Thursday, October 2, 2008

Today is Oct. 2

Today would have been my parents' 60th anniversary. When they married way back in 1948 they told my grandparents they were going to the county fair in Franklin, Ky., the same place where June Carter and Johnny Cash got married. I have never heard what Grandmama and Pappy's reaction was to the news, but I don't think I would have wanted to face Pappy with the news of that elopement.

Sunday we finally finished the moving fiasco. My mother is now in her two bedroom apartment and all of her and Daddy's treasures have been divided between four households.

My greatest treasure, by far, is the big cupboard that my grandmother kept in her kitchen. The bow face cabinet went to live with my sister in Bowling Green, the Jackson Press to the sister's house up the road, and since my sister who lives in Columbia, Tn. didn't want the grandfather clock she let my daughter have it.

And boxes and boxes of glassware are everywhere, all gone to find new homes with four proud new owners who have been told the history of each piece.

This is the last house we will have memories of Daddy living in. The house we all considered home on the farm burned several years ago. In a way I am glad that house is gone, because now we have our memories of it, and don't have to see what other occupants have might have changed about the home place.
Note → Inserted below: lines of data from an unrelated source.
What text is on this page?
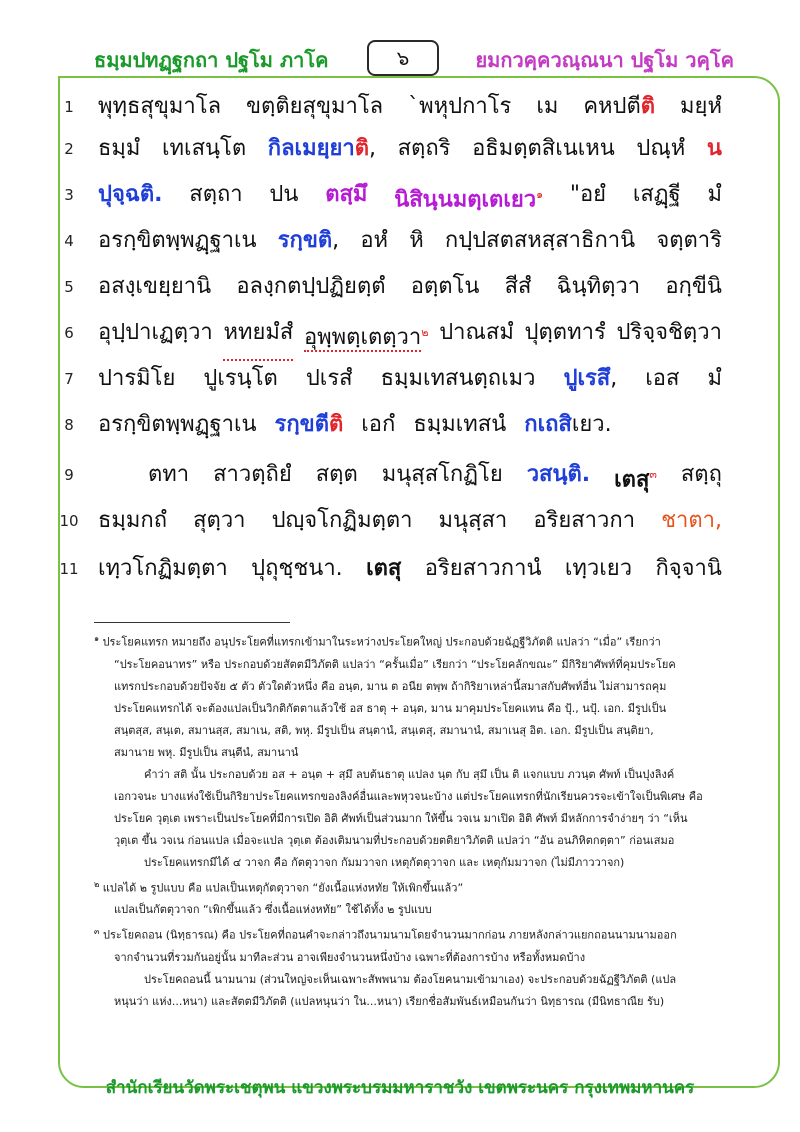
ธมฺมปทฏฺฐกถา ปฐโม ภาโค	๖	ยมกวคฺควณฺณนา ปฐโม วคฺโค
1	พุทฺธสุขุมาโล ขตฺติยสุขุมาโล `พหุปกาโร เม คหปตีติ มยฺหํ
2	ธมฺมํ เทเสนฺโต กิลเมยฺยาติ, สตฺถริ อธิมตฺตสิเนเหน ปณฺหํ น
3	ปุจฺฉติ. สตฺถา ปน ตสฺมึ นิสินฺนมตฺเตเยว$^๑$ "อยํ เสฏฺฐี มํ
4	อรกฺขิตพฺพฏฺฐาเน รกฺขติ, อหํ หิ กปฺปสตสหสฺสาธิกานิ จตฺตาริ
5	อสงฺเขยฺยานิ อลงฺกตปฺปฏิยตฺตํ อตฺตโน สีสํ ฉินฺทิตฺวา อกฺขีนิ
6	อุปฺปาเฏตฺวา หทยมํสํ อุพฺพตฺเตตฺวา$^๒$ ปาณสมํ ปุตฺตทารํ ปริจฺจชิตฺวา
7	ปารมิโย ปูเรนฺโต ปเรสํ ธมฺมเทสนตฺถเมว ปูเรสึ, เอส มํ
8	อรกฺขิตพฺพฏฺฐาเน รกฺขตีติ เอกํ ธมฺมเทสนํ กเถสิเยว.
9	ตทา สาวตฺถิยํ สตฺต มนุสฺสโกฏิโย วสนฺติ. เตสุ$^๓$ สตฺถุ
10 ธมฺมกถํ สุตฺวา ปญฺจโกฏิมตฺตา มนุสฺสา อริยสาวกา ชาตา,
11 เทฺวโกฏิมตฺตา ปุถุชฺชนา. เตสุ อริยสาวกานํ เทฺวเยว กิจฺจานิ

$^๑$ ประโยคแทรก หมายถึง อนุประโยคที่แทรกเข้ามาในระหว่างประโยคใหญ่ ประกอบด้วยฉัฏฐีวิภัตติ แปลว่า “เมื่อ” เรียกว่า

“ประโยคอนาทร” หรือ ประกอบด้วยสัตตมีวิภัตติ แปลว่า “ครั้นเมื่อ” เรียกว่า “ประโยคลักขณะ” มีกิริยาศัพท์ที่คุมประโยค

แทรกประกอบด้วยปัจจัย ๕ ตัว ตัวใดตัวหนึ่ง คือ อนฺต, มาน ต อนีย ตพฺพ ถ้ากิริยาเหล่านี้สมาสกับศัพท์อื่น ไม่สามารถคุม

ประโยคแทรกได้ จะต้องแปลเป็นวิกติกัตตาแล้วใช้ อส ธาตุ + อนฺต, มาน มาคุมประโยคแทน คือ ปุ้., นปุ้. เอก. มีรูปเป็น

สนฺตสฺส, สนฺเต, สมานสฺส, สมาเน, สติ, พหุ. มีรูปเป็น สนฺตานํ, สนฺเตสุ, สมานานํ, สมาเนสุ อิต. เอก. มีรูปเป็น สนฺติยา,

สมานาย พหุ. มีรูปเป็น สนฺตีนํ, สมานานํ

คำว่า สติ นั้น ประกอบด้วย อส + อนฺต + สฺมึ ลบต้นธาตุ แปลง นฺต กับ สฺมึ เป็น ติ แจกแบบ ภวนฺต ศัพท์ เป็นปุงลิงค์

เอกวจนะ บางแห่งใช้เป็นกิริยาประโยคแทรกของลิงค์อื่นและพหุวจนะบ้าง แต่ประโยคแทรกที่นักเรียนควรจะเข้าใจเป็นพิเศษ คือ

ประโยค วุตฺเต เพราะเป็นประโยคที่มีการเปิด อิติ ศัพท์เป็นส่วนมาก ให้ขึ้น วจเน มาเปิด อิติ ศัพท์ มีหลักการจำง่ายๆ ว่า “เห็น

วุตฺเต ขึ้น วจเน ก่อนแปล เมื่อจะแปล วุตฺเต ต้องเติมนามที่ประกอบด้วยตติยาวิภัตติ แปลว่า “อัน อนภิหิตกตฺตา” ก่อนเสมอ

ประโยคแทรกมีได้ ๔ วาจก คือ กัตตุวาจก กัมมวาจก เหตุกัตตุวาจก และ เหตุกัมมวาจก (ไม่มีภาววาจก)

$^๒$ แปลได้ ๒ รูปแบบ คือ แปลเป็นเหตุกัตตุวาจก “ยังเนื้อแห่งหทัย ให้เพิกขึ้นแล้ว”

แปลเป็นกัตตุวาจก “เพิกขึ้นแล้ว ซึ่งเนื้อแห่งหทัย” ใช้ได้ทั้ง ๒ รูปแบบ

$^๓$ ประโยคถอน (นิทฺธารณ) คือ ประโยคที่ถอนคำจะกล่าวถึงนามนามโดยจำนวนมากก่อน ภายหลังกล่าวแยกถอนนามนามออก

จากจำนวนที่รวมกันอยู่นั้น มาทีละส่วน อาจเพียงจำนวนหนึ่งบ้าง เฉพาะที่ต้องการบ้าง หรือทั้งหมดบ้าง

ประโยคถอนนี้ นามนาม (ส่วนใหญ่จะเห็นเฉพาะสัพพนาม ต้องโยคนามเข้ามาเอง) จะประกอบด้วยฉัฏฐีวิภัตติ (แปล

หนุนว่า แห่ง...หนา) และสัตตมีวิภัตติ (แปลหนุนว่า ใน...หนา) เรียกชื่อสัมพันธ์เหมือนกันว่า นิทฺธารณ (มีนิทธาณีย รับ)

สำนักเรียนวัดพระเชตุพน แขวงพระบรมมหาราชวัง เขตพระนคร กรุงเทพมหานคร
We divided all of Daddy's books up, everything had been left as it was when he died five years ago. Since he was an avid reader, there were quite a few books to go through. His jacket was still hanging on the hook in the utility room where he had hung it himself for the last time. Since I had been working on this moving project for over three weeks I just didn't have the energy to draw for another item so we let my two younger sisters flip for it. Even though the "baby" of the family won the flip she let Ramona have it. They both cried and I had to walk away before the tears started to flow from my eyes as well.

My mother has worked very hard at this being a peaceable distribution of her things and I think, considering the amount of possessions we went through, she achieved her goal.
One of the saddest aspects of losing a parent, or both parents, is the splitting of a family. Siblings do not speak any longer because one feels the other was given more or treated better than another.Or someone gets an "uppity air" and decides they want to be the one who runs the show.

We drew for everything that was in the house, so everyone got an equal number. There are no need for anyone's feelings to have been stepped on.

We all parted as sisters, a family still in tact.